Comme l’ont reconnu les participants, le CePACT joue un rôle de premier plan dans ce dossier en aidant les États et Territoires insulaires océaniens à conserver leurs ressources génétiques et en leur offrant un accès à la diversité, notamment pour ce qui est des denrées de base comme le taro, l'igname, la patate douce, la banane, le manioc et le fruit de l’arbre à pain.

« Il est essentiel d’organiser des consultations pour prendre la mesure de l’importance de toutes les composantes de la biodiversité en rapport avec l’alimentation et l’agriculture, y compris les ressources génétiques forestières et aquatiques et la biodiversité associée (micro-organismes contenus dans le sol, pollinisateurs, insectes et végétaux) », conclut M. Wigmore.

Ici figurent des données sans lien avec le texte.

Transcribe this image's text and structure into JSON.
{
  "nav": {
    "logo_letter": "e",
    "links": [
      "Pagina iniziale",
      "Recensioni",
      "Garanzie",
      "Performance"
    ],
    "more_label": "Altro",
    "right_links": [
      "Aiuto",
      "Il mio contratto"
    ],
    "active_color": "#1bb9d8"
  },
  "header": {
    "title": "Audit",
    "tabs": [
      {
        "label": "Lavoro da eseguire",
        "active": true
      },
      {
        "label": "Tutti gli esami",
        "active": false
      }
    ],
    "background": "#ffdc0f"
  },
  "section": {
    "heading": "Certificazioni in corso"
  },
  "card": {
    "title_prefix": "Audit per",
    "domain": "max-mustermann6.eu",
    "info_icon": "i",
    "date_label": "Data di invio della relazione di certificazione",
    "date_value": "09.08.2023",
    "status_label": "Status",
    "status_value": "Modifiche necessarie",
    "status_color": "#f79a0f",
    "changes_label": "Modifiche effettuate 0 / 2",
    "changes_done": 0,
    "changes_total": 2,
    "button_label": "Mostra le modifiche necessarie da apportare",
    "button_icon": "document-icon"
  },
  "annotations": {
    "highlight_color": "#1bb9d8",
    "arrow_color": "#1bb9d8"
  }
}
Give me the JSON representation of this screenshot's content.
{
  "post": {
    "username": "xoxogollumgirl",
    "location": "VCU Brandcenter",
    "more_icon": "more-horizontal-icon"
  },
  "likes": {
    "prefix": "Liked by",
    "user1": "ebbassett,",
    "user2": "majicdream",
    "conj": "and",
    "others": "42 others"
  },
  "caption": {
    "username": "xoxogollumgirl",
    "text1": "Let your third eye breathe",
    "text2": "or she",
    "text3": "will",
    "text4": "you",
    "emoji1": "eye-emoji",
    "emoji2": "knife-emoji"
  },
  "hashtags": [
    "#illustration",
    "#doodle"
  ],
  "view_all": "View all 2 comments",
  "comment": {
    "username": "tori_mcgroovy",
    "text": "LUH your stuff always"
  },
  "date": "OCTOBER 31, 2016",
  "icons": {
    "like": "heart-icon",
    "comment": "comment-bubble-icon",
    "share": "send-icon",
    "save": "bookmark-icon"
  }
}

S’agissant de la collecte de données de référence, du suivi et de l’évaluation, les débats ont également été l’occasion de souligner les difficultés particulières liées à l’adoption d’une approche plurisectorielle de l’exploitation et de la conservation de la biodiversité.

Viliami Fakava, Spécialiste de la production végétale et de la protection des plantes au Bureau sous-régional de la FAO pour le Pacifique, s’est par ailleurs félicité de la participation et de la contribution des pays océaniens au rapport sur l’état de la biodiversité pour l’alimentation et l’agriculture dans le monde.

Contacts médias :
Salome Tukuafu, Chargée de la gestion de l’information et de la communication, CPS, [email protected] ou +679 337 0733
William Wigmore, Directeur Recherche et développement, Îles Cook, et représentant du Pacifique Sud au sein de la Commission des ressources génétiques pour l’alimentation et l’agriculture de la FAO, [email protected]
Valérie S. Tuia, Coordonnatrice des ressources génétiques de la CPS, [email protected]

À propos du CePaCT :
Le Centre d'étude des cultures et des arbres du Pacifique (CePACT) est une banque génétique mondialement reconnue, dont la mission est d’aider les États et Territoires insulaires océaniens à conserver les ressources génétiques de la région et de mettre à leur disposition la diversité dont ils ont besoin. Le CePACT concentre ses activités sur la conservation des ressources, en priorité les denrées de base pour la région, à savoir le taro, l'igname, la patate douce, la banane, le manioc et le fruit de l’arbre à pain. Installé à Suva (Fidji), il abrite plus de 2 000 obtentions. Ainsi, la collection de taros, unique en son genre, constitue la plus grande collection de taros au monde. Le CePACT travaille en collaboration avec les États et Territoires insulaires océaniens et bénéficie du généreux soutien de plusieurs partenaires du développement : le gouvernement australien, Union européenne, Organisation des Nations Unies pour l’alimentation et l’agriculture, Fonds de coopération économique, sociale et culturelle pour le Pacifique, Fonds fiduciaire mondial pour la diversité des cultures, Programme d'aide néo-zélandais et Agence des États-Unis pour le développement international (USAID).